Te paso del mío, dijo él de inmediato, como si la fuerza de gravedad lo empujara a decir esas cosas cada que estaba frente a una mujer.
La Tres Veces Rubia se hizo a un lado, y aunque la transacción podían hacerla en el pasillo le señaló su casa con un movimiento de cabeza. La casa alardeaba buen gusto: un love seat morado, un póster de otra rubia sobre un sillón parecido al love seat, una alfombra azul. Le pidió un vaso con agua, pensando que era de las personas que así se sentían muy correctas, pero ella lo miró con curiosidad cuando lo dijo.
Hicieron el tráfico de tiempo y ella le dio la espalda para llamar.
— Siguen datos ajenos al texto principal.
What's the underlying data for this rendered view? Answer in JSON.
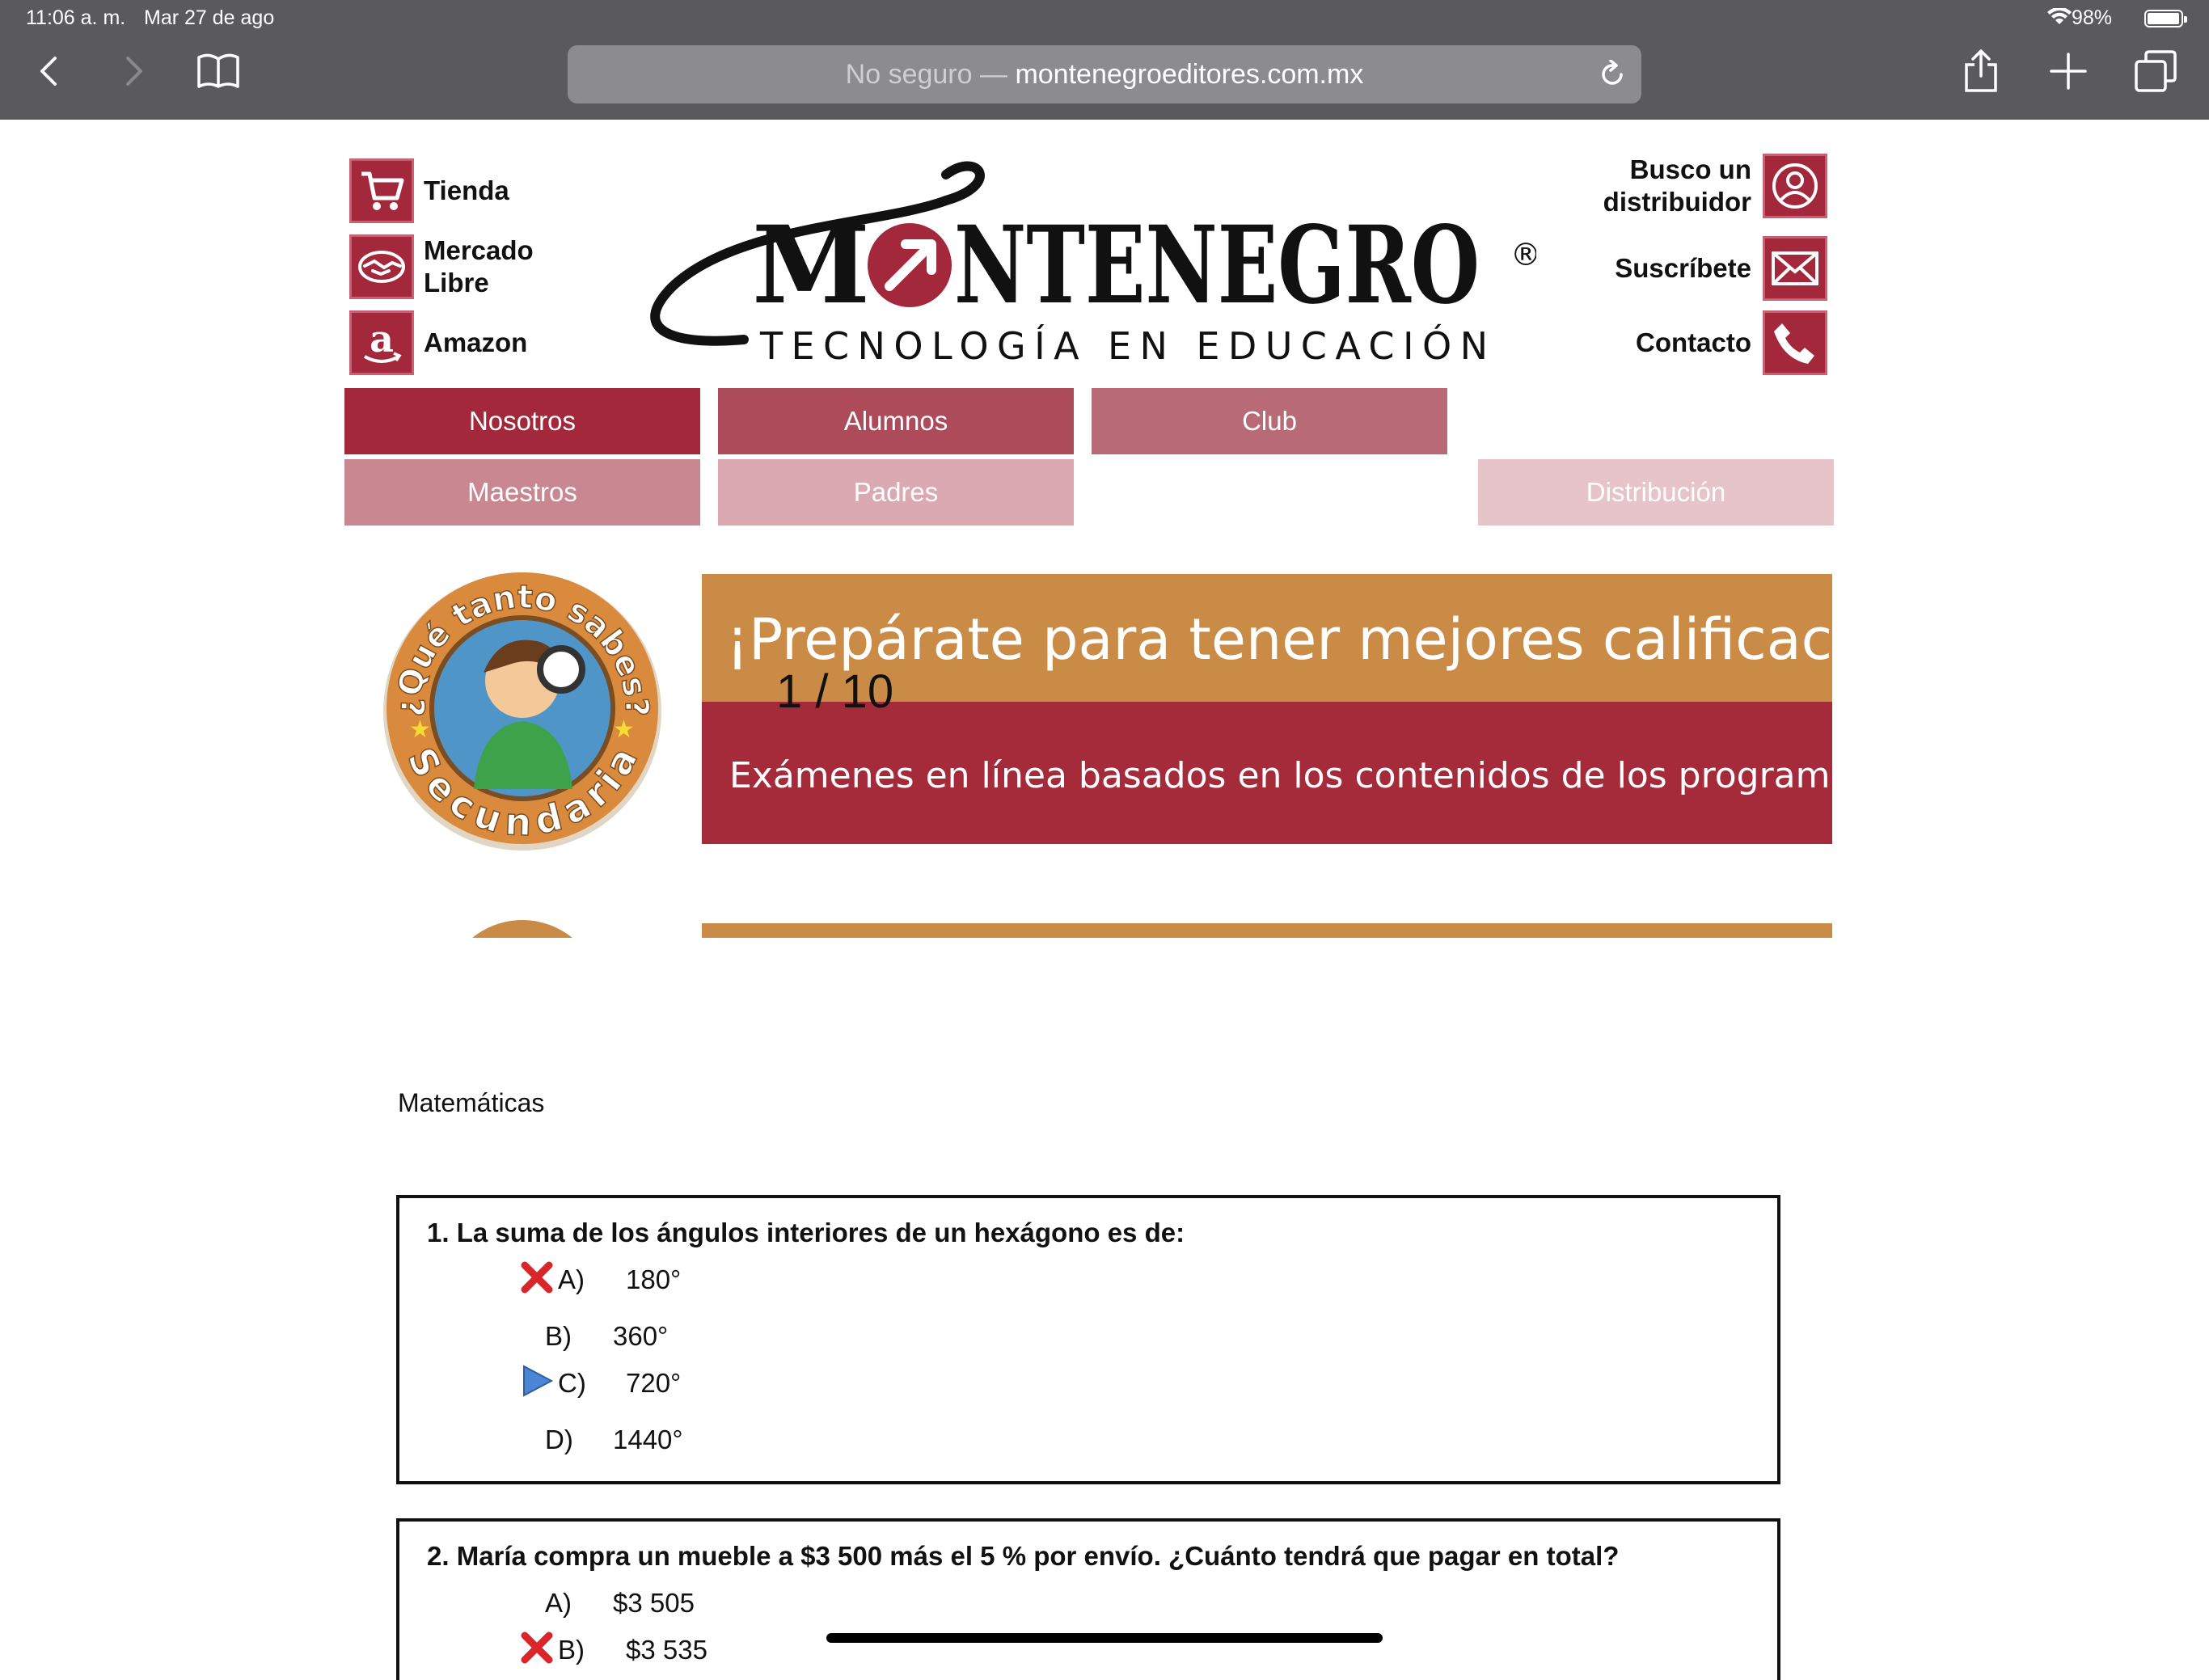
{
  "status_bar": {
    "time": "11:06 a. m.",
    "date": "Mar 27 de ago",
    "battery": "98%",
    "battery_level": 0.98
  },
  "browser": {
    "url_prefix": "No seguro — ",
    "url_domain": "montenegroeditores.com.mx"
  },
  "header": {
    "left_links": [
      {
        "label": "Tienda",
        "icon": "shopping-cart-icon"
      },
      {
        "label": "Mercado Libre",
        "icon": "handshake-icon"
      },
      {
        "label": "Amazon",
        "icon": "amazon-icon"
      }
    ],
    "right_links": [
      {
        "label": "Busco un distribuidor",
        "icon": "user-search-icon"
      },
      {
        "label": "Suscríbete",
        "icon": "envelope-icon"
      },
      {
        "label": "Contacto",
        "icon": "phone-icon"
      }
    ],
    "logo": {
      "name_part1": "M",
      "name_part2": "NTENEGRO",
      "registered": "®",
      "tagline": "TECNOLOGÍA EN EDUCACIÓN"
    }
  },
  "nav": {
    "row1": [
      {
        "label": "Nosotros",
        "color": "#a3283c"
      },
      {
        "label": "Alumnos",
        "color": "#ad4b5a"
      },
      {
        "label": "Club",
        "color": "#b86b77"
      }
    ],
    "row2": [
      {
        "label": "Maestros",
        "color": "#c98792"
      },
      {
        "label": "Padres",
        "color": "#dba9b1"
      },
      {
        "label": "Distribución",
        "color": "#e7c4c9"
      }
    ]
  },
  "slider": {
    "badge": {
      "top": "¿Qué tanto sabes?",
      "bottom": "Secundaria"
    },
    "headline": "¡Prepárate para tener mejores calificaciones!",
    "subline": "Exámenes en línea basados en los contenidos de los programas vigentes",
    "counter": "1 / 10"
  },
  "content": {
    "subject": "Matemáticas",
    "questions": [
      {
        "number": "1",
        "text": "La suma de los ángulos interiores de un hexágono es de:",
        "options": [
          {
            "letter": "A)",
            "value": "180°",
            "mark": "wrong-x-icon"
          },
          {
            "letter": "B)",
            "value": "360°",
            "mark": ""
          },
          {
            "letter": "C)",
            "value": "720°",
            "mark": "correct-arrow-icon"
          },
          {
            "letter": "D)",
            "value": "1440°",
            "mark": ""
          }
        ]
      },
      {
        "number": "2",
        "text": "María compra un mueble a $3 500 más el 5 % por envío. ¿Cuánto tendrá que pagar en total?",
        "options": [
          {
            "letter": "A)",
            "value": "$3 505",
            "mark": ""
          },
          {
            "letter": "B)",
            "value": "$3 535",
            "mark": "wrong-x-icon"
          }
        ]
      }
    ]
  },
  "colors": {
    "brand": "#a3283c",
    "banner_gold": "#c98b45",
    "banner_red": "#a52a3a",
    "chrome": "#5a5a5c"
  }
}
A la Tres Veces Rubia el pantalón se le metía por todas partes. Él la miraba como detrás de un escaparate con la gula maldita de querer devorársela y atascarse de muslos y espalda y lengua y pedir los güesitos pa llevar. Le bajó los pants azules despacio y temblando pero no, no movió ni un dedo, le olió la nuca y le besó los tres veces rubios cabellos en la nuca pero no, no dejó de cruzar las manos al frente como el caballero cara de plantita hervida que sabía parecer. Y ella decía por el teléfono ¿Pero qué va a pasar, nos vamos a morir todos o qué? ¿Entonces por qué no vienes? Pero si tú tienes coche, no tienes que ver a nadie… Ah, ¿y no hay quien se esté con ellas? Ay, si no vienes ahorita luego se va a poner peor y entonces sí te vas a quedar para siempre encerrado ahí con tu mamá y tus hermanas, sí, ya sé, ya sé, sí, va a terminarse pronto, bueno, sí, yo también te amo, beso.
Se dio media vuelta y dijo No va a venir.
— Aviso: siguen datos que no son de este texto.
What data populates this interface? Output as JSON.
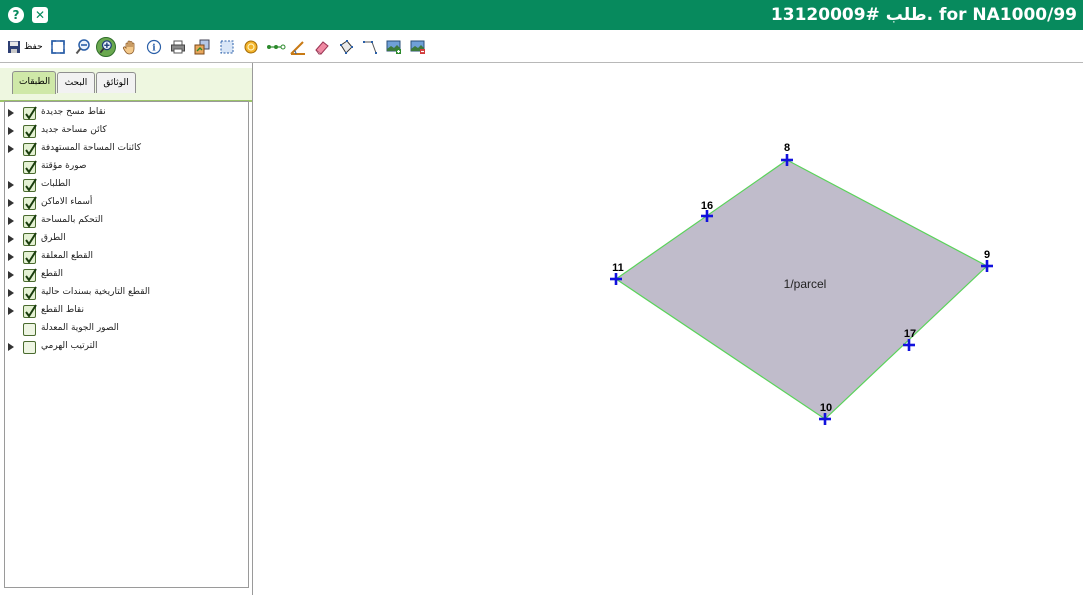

En ese momento debía haberse despedido, decir De nada, aunque ella no le diera las gracias, e irse. Pero la suya era voluntad a préstamo.
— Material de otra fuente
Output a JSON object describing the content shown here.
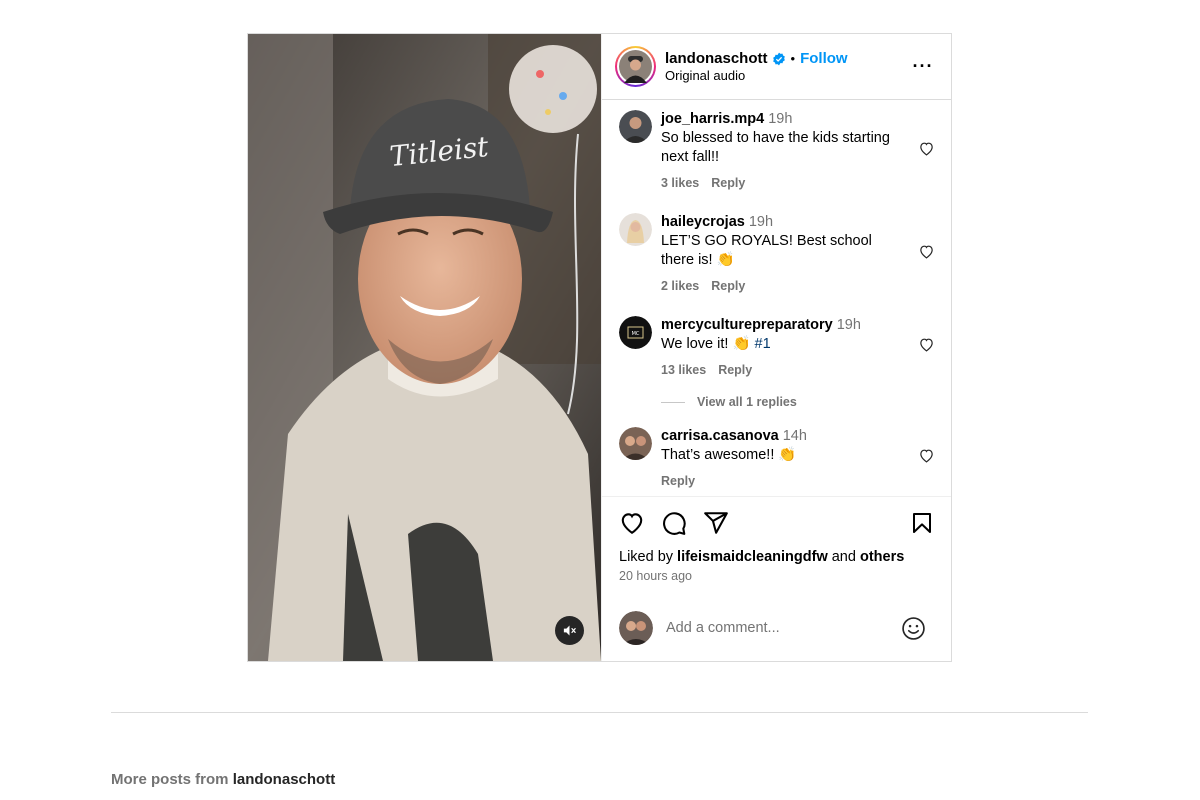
{
  "post": {
    "username": "landonaschott",
    "follow_label": "Follow",
    "separator": "•",
    "audio_label": "Original audio",
    "more_label": "···"
  },
  "comments": [
    {
      "user": "joe_harris.mp4",
      "time": "19h",
      "text": "So blessed to have the kids starting next fall!!",
      "likes": "3 likes",
      "reply": "Reply"
    },
    {
      "user": "haileycrojas",
      "time": "19h",
      "text": "LET’S GO ROYALS! Best school there is! 👏",
      "likes": "2 likes",
      "reply": "Reply"
    },
    {
      "user": "mercycultureprepa​ratory",
      "time": "19h",
      "text": "We love it! 👏",
      "hashtag": "#1",
      "likes": "13 likes",
      "reply": "Reply"
    },
    {
      "user": "carrisa.casanova",
      "time": "14h",
      "text": "That’s awesome!! 👏",
      "reply": "Reply"
    }
  ],
  "view_replies_label": "View all 1 replies",
  "liked_by": {
    "prefix": "Liked by ",
    "user": "lifeismaidcleaningdfw",
    "mid": " and ",
    "others": "others"
  },
  "time_ago": "20 hours ago",
  "comment_input": {
    "placeholder": "Add a comment..."
  },
  "footer": {
    "more_posts_prefix": "More posts from ",
    "more_posts_account": "landonaschott"
  },
  "icons": {
    "verified": "verified-badge-icon",
    "more": "more-options-icon",
    "heart": "heart-icon",
    "comment": "comment-icon",
    "share": "share-icon",
    "save": "bookmark-icon",
    "emoji": "emoji-icon",
    "mute": "muted-speaker-icon"
  },
  "colors": {
    "accent": "#0095f6",
    "secondary_text": "#737373",
    "border": "#dbdbdb",
    "hashtag": "#00376b"
  }
}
Vamos a ver la tele, dijo ella, y se metió a su habitación.
Se asomó sin atreverse a cruzar el umbral. Era un cuarto muy rosa y almohadado. Ella se sentó al borde de la cama, encendió el televisor y palmeó la colcha. Ven.
De repente empezó a salivar; su boca ya no era un desierto con zopilotes volando en círculos sobre la lengua, era una calle atragantándose, una alcantarilla desbordada. Obedeció y se instruyó a no moverse. En la tele, el noticiario hablaba de monstruos en el aire. Su cuerpo era como una bala negra cruzada de franjas brillantes, seis patas peludas larguísimas lo jorobaban sobre sí mismo, tras la joroba una cabecita redonda con antenas que se prolongaban en el espacio, y dos bocas tubulares. Un verdadero hijo de puta, según.
Se ve como muy decidido ¿no?, dijo ella. Él hizo que sí con la cabeza tragándose la saliva acumulada. Luego dijo Pero a saber si es ése, luego nomás agarran uno y lo enseñan, a lo mejor le están cargando el muerto de otro bicho.
Era una broma, pero la Tres Veces Rubia se volvió hacia él con los ojos muy abiertos y dijo Tienes la boca atascada de razón.
Estaba convencidísima. A lo mejor sí, a lo mejor él tenía razón.